Drinking coffee each day appears to help people with multiple sclerosis and milder disability and fatigue, with this patient group reporting in a questionnaire that caffeine allowed them to better concentrate on tasks and broaden their attention spans, the study reports.
In total, the opinions of 124 MS patients were explored with a questionnaire, which was developed to investigate the consumption behavior and associated beneficial and harmful effects of coffee and caffeine concerning symptoms of fatigue.
Their fatigue was assessed using the Fatigue Severity Score (FSS), which ranges from nine to 63, with higher scores indicating more severe fatigue, and the Epworth sleepiness scale (ESS). Questions also addressed problems with falling asleep and sleeping through the night, and whether patients felt fit and well rested in the morning.
Forty-six patients (median age, 49) were classified as having fatigue, while 78 others (median age, 45) were classified as ‘no fatigue.’ No significant differences in terms of age, sex, diagnosis (type of MS), or coffee consumption habits were found.
No significant differences were found between the daily coffee intake and EDSS scores or FSS values. However, researchers observed that coffee drinkers with milder to mid-level disability, as measured by EDSS scores between 0 and 4, reported better concentration and attention spans, and a more structured daily routine.

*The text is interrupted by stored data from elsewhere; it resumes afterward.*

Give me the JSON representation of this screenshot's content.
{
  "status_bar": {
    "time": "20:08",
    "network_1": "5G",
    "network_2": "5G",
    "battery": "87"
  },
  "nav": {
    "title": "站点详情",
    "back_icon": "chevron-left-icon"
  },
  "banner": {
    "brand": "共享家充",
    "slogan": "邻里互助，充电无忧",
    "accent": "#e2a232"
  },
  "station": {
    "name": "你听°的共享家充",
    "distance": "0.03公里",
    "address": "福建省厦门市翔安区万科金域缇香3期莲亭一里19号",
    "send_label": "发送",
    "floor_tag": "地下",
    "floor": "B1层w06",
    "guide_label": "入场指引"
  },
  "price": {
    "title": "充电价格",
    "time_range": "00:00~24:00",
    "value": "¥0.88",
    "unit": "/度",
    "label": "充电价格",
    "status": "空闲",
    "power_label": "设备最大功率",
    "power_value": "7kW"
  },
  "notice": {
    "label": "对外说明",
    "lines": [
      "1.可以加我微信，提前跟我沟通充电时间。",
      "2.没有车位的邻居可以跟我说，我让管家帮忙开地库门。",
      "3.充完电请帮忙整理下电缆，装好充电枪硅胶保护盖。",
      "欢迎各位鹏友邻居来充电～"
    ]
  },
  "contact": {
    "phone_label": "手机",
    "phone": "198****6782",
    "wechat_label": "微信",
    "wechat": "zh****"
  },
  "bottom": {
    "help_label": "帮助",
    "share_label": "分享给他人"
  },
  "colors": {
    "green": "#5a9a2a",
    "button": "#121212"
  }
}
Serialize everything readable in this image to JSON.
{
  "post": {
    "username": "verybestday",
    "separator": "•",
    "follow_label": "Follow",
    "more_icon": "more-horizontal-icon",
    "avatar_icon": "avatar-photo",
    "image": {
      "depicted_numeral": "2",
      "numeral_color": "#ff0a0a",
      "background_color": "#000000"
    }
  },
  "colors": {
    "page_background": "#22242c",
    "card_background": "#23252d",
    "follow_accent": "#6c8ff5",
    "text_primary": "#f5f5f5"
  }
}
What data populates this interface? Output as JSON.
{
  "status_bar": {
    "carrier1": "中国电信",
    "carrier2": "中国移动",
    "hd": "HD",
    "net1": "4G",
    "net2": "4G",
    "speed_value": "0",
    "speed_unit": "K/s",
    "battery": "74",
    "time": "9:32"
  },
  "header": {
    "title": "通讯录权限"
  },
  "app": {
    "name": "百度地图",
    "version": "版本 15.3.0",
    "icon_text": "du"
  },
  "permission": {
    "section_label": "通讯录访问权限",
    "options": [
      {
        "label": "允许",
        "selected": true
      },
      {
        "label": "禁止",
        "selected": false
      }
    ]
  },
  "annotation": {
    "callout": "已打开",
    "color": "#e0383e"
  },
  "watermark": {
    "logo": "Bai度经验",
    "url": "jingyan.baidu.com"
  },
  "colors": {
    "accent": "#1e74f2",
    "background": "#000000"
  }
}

“It can be hypothesized that these patients are able to benefit from the effects of coffee consumption due to their still preserved cognitive reserves,” researchers wrote.
“Coffee consumption also carried no notable side effects. “In our cohort, no negative impact of coffee or caffeine consumption on sleep quality could be found and no serious side effects were observed,” they added.
“MS patients with an EDSS score higher than 0, but lower than 4, noted the strongest effect of coffee consumption on their cognitive abilities, mainly regarding a higher mental capacity and a more structured daily routine.”
“Since coffee showed no severe side effects and in the absence of an effective fatigue therapy, coffee consumption might be a therapeutic approach for selected patients with MS-related fatigue,” the team suggested.